Distributed processing
All the code collecting and analyzing these datasets is in github repository: ATLAS-Analytics/DistributedProcessing.
Jobs
Jobs data are imported from OracleDB table ATLAS_PANDA.JOBSARCHIVED4 once per hour. First data is sqooped to hdfs, then preprocessed and sent to UC Elasticsearch index.
Enrichments
Parent-child relationship
When a job needs to be restarted for whatever reason, it gets a new pandaID. It can actually be restarted at more than one place. Information on parent/child relationship between jobs is stored in OracleDB table ATLAS_PANDA.JEDI_JOB_RETRY_HISTORY. A sqoop job gets this info to HDFS from where a pyton codes reads it and uses it to update values in ES at UC. At the moment code doing indexing is here.
Job status
Every time job changes a state (defined here ) one row is added to ATLAS_PANDA.JOBS_STATUSLOG table with the new state and timestamp.

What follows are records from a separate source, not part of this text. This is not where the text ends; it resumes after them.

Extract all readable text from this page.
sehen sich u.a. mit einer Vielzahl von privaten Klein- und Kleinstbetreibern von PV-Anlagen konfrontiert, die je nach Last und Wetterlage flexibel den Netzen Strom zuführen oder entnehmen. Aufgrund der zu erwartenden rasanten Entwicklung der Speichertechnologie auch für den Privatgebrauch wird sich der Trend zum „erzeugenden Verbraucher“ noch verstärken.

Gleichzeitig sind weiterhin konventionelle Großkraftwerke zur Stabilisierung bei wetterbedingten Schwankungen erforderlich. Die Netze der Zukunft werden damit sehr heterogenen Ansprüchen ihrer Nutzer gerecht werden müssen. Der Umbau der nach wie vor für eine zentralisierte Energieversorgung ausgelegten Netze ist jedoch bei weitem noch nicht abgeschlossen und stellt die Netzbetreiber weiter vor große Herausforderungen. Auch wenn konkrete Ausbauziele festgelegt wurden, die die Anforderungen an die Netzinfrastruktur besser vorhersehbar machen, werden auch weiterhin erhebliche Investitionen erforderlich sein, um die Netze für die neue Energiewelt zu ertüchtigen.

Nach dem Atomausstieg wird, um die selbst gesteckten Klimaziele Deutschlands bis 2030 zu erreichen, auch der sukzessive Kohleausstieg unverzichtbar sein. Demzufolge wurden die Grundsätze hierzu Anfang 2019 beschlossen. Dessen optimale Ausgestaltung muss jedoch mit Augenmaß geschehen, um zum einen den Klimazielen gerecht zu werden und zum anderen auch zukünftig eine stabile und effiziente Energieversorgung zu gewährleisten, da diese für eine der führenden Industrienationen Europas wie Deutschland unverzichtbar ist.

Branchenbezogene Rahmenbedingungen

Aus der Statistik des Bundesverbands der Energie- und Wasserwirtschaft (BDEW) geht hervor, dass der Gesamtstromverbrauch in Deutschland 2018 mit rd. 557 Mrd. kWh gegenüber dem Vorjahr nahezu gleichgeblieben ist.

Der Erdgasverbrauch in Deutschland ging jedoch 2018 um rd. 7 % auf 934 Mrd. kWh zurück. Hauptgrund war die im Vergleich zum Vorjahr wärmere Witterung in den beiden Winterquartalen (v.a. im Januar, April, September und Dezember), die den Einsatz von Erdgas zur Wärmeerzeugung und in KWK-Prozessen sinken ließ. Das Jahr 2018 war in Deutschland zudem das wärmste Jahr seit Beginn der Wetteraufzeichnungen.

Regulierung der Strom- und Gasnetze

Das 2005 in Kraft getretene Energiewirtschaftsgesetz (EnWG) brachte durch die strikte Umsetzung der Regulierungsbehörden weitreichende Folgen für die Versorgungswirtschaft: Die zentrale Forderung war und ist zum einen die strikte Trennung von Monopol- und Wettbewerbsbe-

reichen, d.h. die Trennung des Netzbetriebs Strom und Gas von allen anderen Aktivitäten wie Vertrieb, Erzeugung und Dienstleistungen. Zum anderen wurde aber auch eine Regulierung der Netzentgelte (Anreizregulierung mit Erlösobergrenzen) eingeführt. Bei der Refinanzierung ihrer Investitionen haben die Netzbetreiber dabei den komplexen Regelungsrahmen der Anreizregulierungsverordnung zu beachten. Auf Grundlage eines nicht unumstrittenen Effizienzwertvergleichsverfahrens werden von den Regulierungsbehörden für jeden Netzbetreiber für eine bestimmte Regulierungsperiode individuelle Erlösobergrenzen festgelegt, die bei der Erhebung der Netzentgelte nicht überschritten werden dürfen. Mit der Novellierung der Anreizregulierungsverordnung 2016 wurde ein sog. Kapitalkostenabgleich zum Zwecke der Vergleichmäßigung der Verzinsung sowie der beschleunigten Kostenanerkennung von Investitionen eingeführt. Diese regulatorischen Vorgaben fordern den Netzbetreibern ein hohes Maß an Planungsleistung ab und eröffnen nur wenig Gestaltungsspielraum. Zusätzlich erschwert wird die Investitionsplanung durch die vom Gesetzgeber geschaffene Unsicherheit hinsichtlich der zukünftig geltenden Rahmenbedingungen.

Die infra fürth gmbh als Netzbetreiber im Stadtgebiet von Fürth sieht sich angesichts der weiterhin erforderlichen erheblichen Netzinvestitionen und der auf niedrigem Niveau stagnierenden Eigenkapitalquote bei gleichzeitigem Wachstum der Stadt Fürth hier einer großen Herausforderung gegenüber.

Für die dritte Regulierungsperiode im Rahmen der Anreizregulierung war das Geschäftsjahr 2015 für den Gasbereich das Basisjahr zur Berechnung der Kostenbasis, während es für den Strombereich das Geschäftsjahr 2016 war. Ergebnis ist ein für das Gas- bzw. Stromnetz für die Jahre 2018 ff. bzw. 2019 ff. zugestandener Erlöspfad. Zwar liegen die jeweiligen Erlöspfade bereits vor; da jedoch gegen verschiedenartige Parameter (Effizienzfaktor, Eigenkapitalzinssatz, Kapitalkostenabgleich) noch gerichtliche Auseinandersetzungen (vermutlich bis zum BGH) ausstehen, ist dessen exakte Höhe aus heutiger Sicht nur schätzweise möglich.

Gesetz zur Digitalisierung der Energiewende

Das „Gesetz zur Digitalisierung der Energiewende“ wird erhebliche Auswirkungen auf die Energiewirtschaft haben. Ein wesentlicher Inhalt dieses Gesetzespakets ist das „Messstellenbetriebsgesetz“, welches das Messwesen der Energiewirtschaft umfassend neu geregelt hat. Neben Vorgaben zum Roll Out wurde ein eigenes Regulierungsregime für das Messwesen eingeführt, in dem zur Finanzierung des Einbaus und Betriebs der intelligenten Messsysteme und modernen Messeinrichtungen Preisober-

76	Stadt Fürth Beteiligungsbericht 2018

This information is collected by a sqoop script, and saved in hdfs. Another pig script will read it from there, calculate time job spent in any of the states and add these times to jobs archive UC Elasticsearch indices. Variables are:
Tasks
Tasks data are imported once per hour from ATLAS_PANDA.JEDI_TASKS Oracle table.
Enrichments
Output formats
In order to understand what are perfromance characheristics of different derivation productions we need to addi output formats to the tasks. K8s cron job runs sqoop to get data from ATLAS_DEFT.T_PRODUCTION_TASK and updates task table.